We kennen elkaar nu een jaartje, mijn stethoscoop en ik, liefde op het eerste gezicht. Wat een grafisch rekenmachine is voor wiskundestudenten, een wetboek of toga voor de rechtenstudenten, een toverstafje voor de goede fee, dat is een stethoscoop voor geneeskundestudenten. En dan nog een beetje meer. We hebben het hier namelijk niet over zomaar een simpel stukje gereedschap. Oh nee.

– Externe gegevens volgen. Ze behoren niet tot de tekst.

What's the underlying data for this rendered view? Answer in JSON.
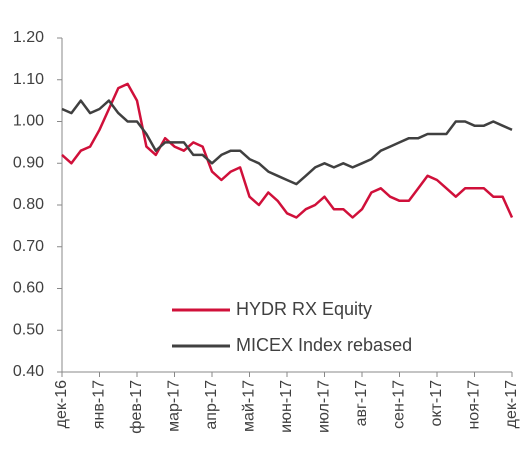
{
  "chart_data": {
    "type": "line",
    "x": [
      0,
      0.25,
      0.5,
      0.75,
      1,
      1.25,
      1.5,
      1.75,
      2,
      2.25,
      2.5,
      2.75,
      3,
      3.25,
      3.5,
      3.75,
      4,
      4.25,
      4.5,
      4.75,
      5,
      5.25,
      5.5,
      5.75,
      6,
      6.25,
      6.5,
      6.75,
      7,
      7.25,
      7.5,
      7.75,
      8,
      8.25,
      8.5,
      8.75,
      9,
      9.25,
      9.5,
      9.75,
      10,
      10.25,
      10.5,
      10.75,
      11,
      11.25,
      11.5,
      11.75,
      12
    ],
    "series": [
      {
        "name": "HYDR RX Equity",
        "color": "#d0103a",
        "values": [
          0.92,
          0.9,
          0.93,
          0.94,
          0.98,
          1.03,
          1.08,
          1.09,
          1.05,
          0.94,
          0.92,
          0.96,
          0.94,
          0.93,
          0.95,
          0.94,
          0.88,
          0.86,
          0.88,
          0.89,
          0.82,
          0.8,
          0.83,
          0.81,
          0.78,
          0.77,
          0.79,
          0.8,
          0.82,
          0.79,
          0.79,
          0.77,
          0.79,
          0.83,
          0.84,
          0.82,
          0.81,
          0.81,
          0.84,
          0.87,
          0.86,
          0.84,
          0.82,
          0.84,
          0.84,
          0.84,
          0.82,
          0.82,
          0.77
        ]
      },
      {
        "name": "MICEX Index rebased",
        "color": "#404040",
        "values": [
          1.03,
          1.02,
          1.05,
          1.02,
          1.03,
          1.05,
          1.02,
          1.0,
          1.0,
          0.97,
          0.93,
          0.95,
          0.95,
          0.95,
          0.92,
          0.92,
          0.9,
          0.92,
          0.93,
          0.93,
          0.91,
          0.9,
          0.88,
          0.87,
          0.86,
          0.85,
          0.87,
          0.89,
          0.9,
          0.89,
          0.9,
          0.89,
          0.9,
          0.91,
          0.93,
          0.94,
          0.95,
          0.96,
          0.96,
          0.97,
          0.97,
          0.97,
          1.0,
          1.0,
          0.99,
          0.99,
          1.0,
          0.99,
          0.98
        ]
      }
    ],
    "xlim": [
      0,
      12
    ],
    "xticks": [
      {
        "value": 0,
        "label": "дек-16"
      },
      {
        "value": 1,
        "label": "янв-17"
      },
      {
        "value": 2,
        "label": "фев-17"
      },
      {
        "value": 3,
        "label": "мар-17"
      },
      {
        "value": 4,
        "label": "апр-17"
      },
      {
        "value": 5,
        "label": "май-17"
      },
      {
        "value": 6,
        "label": "июн-17"
      },
      {
        "value": 7,
        "label": "июл-17"
      },
      {
        "value": 8,
        "label": "авг-17"
      },
      {
        "value": 9,
        "label": "сен-17"
      },
      {
        "value": 10,
        "label": "окт-17"
      },
      {
        "value": 11,
        "label": "ноя-17"
      },
      {
        "value": 12,
        "label": "дек-17"
      }
    ],
    "ylim": [
      0.4,
      1.2
    ],
    "yticks": [
      {
        "value": 0.4,
        "label": "0.40"
      },
      {
        "value": 0.5,
        "label": "0.50"
      },
      {
        "value": 0.6,
        "label": "0.60"
      },
      {
        "value": 0.7,
        "label": "0.70"
      },
      {
        "value": 0.8,
        "label": "0.80"
      },
      {
        "value": 0.9,
        "label": "0.90"
      },
      {
        "value": 1.0,
        "label": "1.00"
      },
      {
        "value": 1.1,
        "label": "1.10"
      },
      {
        "value": 1.2,
        "label": "1.20"
      }
    ],
    "grid": false,
    "legend": "lower center"
  }
}
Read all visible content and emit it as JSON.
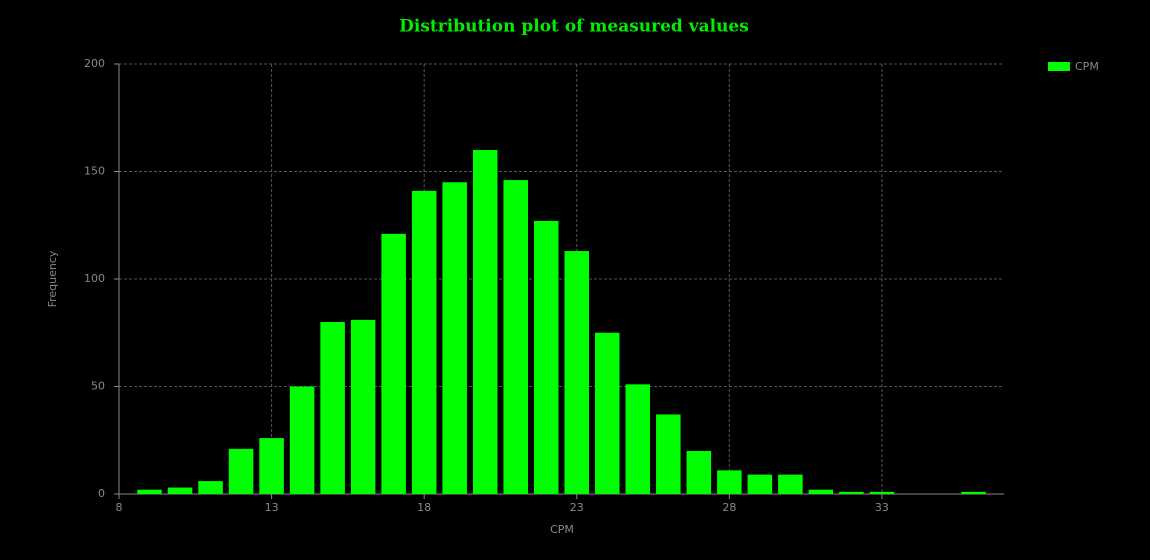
{
  "chart_data": {
    "type": "histogram",
    "title": "Distribution plot of measured values",
    "x_label": "CPM",
    "y_label": "Frequency",
    "bins": [
      8.5,
      9.5,
      10.5,
      11.5,
      12.5,
      13.5,
      14.5,
      15.5,
      16.5,
      17.5,
      18.5,
      19.5,
      20.5,
      21.5,
      22.5,
      23.5,
      24.5,
      25.5,
      26.5,
      27.5,
      28.5,
      29.5,
      30.5,
      31.5,
      32.5,
      33.5,
      34.5,
      35.5,
      36.5
    ],
    "series": [
      {
        "name": "CPM",
        "color": "#00ff00",
        "values": [
          2,
          3,
          6,
          21,
          26,
          50,
          80,
          81,
          121,
          141,
          145,
          160,
          146,
          127,
          113,
          75,
          51,
          37,
          20,
          11,
          9,
          9,
          2,
          1,
          1,
          0,
          0,
          1
        ]
      }
    ],
    "xlim": [
      8,
      37
    ],
    "xticks": [
      8,
      13,
      18,
      23,
      28,
      33
    ],
    "ylim": [
      0,
      200
    ],
    "yticks": [
      0,
      50,
      100,
      150,
      200
    ],
    "grid": true,
    "legend": "top-right"
  }
}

Al zou ik het kunnen, dan zou ik jullie nog niet de techniek van een stethoscoop proberen uit te leggen. Wat telt is één ding: een stethoscoop maakt de arts.

Of vooruit, ze voeden in ieder geval de hoogmoedswaanzin van wat studenten die nog lang geen arts zijn. Wat me simpelweg blijft verbazen is het verpletterende stethoscoopeffect. Eén van mijn grote zorgen is altijd geweest of ik als arts wel serieus genomen zou worden. Als meisje dat amper de 1.60m aantikt, gebeurt het me in het dagelijks leven niet zelden dat ik een stuk jonger word gehouden dan ik ben. Maar dan komt de stethoscoopmagie. De vlecht in m’n nek draai ik met twee schuifspelden op tot een knotje, de witte jas gaat aan en mijn donkerrode geloofwaardigheid hang ik losjes om m’n nek.

Meisje? Studente? Dokter zal je bedoelen. En zo word ik als bij toverslag aangesproken. Maakt niet uit hoe groot, oud of angstaanjagend de patiënten zijn. Met mijn geloofwaardigheid hangt immers ook een deel van andermans gezondheid om mijn nek. Met die gedachte komt bij de meeste patiënten het “dokter” vanzelf en voel ook ik de druk een beetje groter worden.

Jullie mogen hem wel even zien, die stethoscoop van mij. Mooi donkerrood (want zwart leek mij te stijf en roze te Barbie) en helemaal van mij. Ik hoop niet dat je hem ooit in het echt tegenkomt, maar mocht het zo zijn, dan ga ik heel goed voor je zorgen. Mocht je een andere arts tegenkomen; let dan ook eens op zijn stethoscoop. En bedenk je wat voor een rib uit z’n (studenten) lijf het geweest is.